Le figlie di White sono fan sfegatate dell’hit estivo di Netflix KPop Demon Hunters, e lui stesso non è immune al suo fascino. «Adesso tutte le feste di compleanno, i costumi di Halloween e i regali di Natale devono essere a tema KPop Demon Hunters», racconta. Le bambine hanno anche provato ad arruolarlo per un costume di gruppo ad Halloween, ma lui era a Vancouver a girare il nuovo film di Aaron Sorkin, seguito ideale di The Social Network, in cui interpreta il giornalista Jeff Horwitz. Scherza sul fatto di esercitarsi a battere sulla tastiera per il ruolo, perché White in realtà non possiede un computer, solo un iPad, un iPhone 12 e lo stesso indirizzo email AOL che usa da quando aveva quattordici anni.
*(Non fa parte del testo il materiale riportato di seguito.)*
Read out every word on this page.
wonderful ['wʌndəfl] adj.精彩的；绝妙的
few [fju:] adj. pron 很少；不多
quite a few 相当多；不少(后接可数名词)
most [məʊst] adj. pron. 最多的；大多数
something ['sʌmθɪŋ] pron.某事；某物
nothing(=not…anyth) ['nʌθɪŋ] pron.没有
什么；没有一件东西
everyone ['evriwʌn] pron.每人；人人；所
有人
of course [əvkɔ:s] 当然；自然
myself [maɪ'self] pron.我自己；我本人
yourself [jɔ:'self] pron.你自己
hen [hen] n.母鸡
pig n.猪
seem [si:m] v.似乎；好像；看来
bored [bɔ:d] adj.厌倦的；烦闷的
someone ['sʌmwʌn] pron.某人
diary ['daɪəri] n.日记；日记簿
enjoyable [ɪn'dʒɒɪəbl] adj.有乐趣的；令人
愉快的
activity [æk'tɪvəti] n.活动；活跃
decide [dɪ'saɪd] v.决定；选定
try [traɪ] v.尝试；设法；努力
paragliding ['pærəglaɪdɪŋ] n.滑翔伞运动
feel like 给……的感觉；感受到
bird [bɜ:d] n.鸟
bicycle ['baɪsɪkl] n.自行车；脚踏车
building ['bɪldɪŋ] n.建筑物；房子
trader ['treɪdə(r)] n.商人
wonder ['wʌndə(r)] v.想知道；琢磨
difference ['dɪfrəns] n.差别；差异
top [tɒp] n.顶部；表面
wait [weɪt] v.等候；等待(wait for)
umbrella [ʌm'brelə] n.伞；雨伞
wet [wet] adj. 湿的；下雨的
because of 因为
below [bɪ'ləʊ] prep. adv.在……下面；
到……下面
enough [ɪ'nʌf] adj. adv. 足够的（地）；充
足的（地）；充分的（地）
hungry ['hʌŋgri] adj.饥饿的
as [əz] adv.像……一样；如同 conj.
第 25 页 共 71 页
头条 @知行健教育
Per essere uno la cui fama è stata amplificata enormemente da Internet, White è sorprendentemente offline. «Ho Instagram, lo uso per lavoro, e qualche volta mi capita di curiosare in silenzio, ma cerco di evitare anche quello», dice. «Cioè, io capisco, o penso di capire, che cos’è un meme?». Gli amici gliene mandano alcuni, di solito quelli che lo ritraggono nei panni di Carmy, il tormentato chef di The Bear. Li trova divertenti, anche se un po’ spiazzanti. «Da solo non li trovo. Non so proprio dove guardare, a dire il vero». È molto più probabile trovarlo mentre scorre app immobiliari: «Ovunque vado penso: “Forse potrei vivere qui”», dice.
Un pensiero perfetto per un uomo che potrebbe essere chiunque.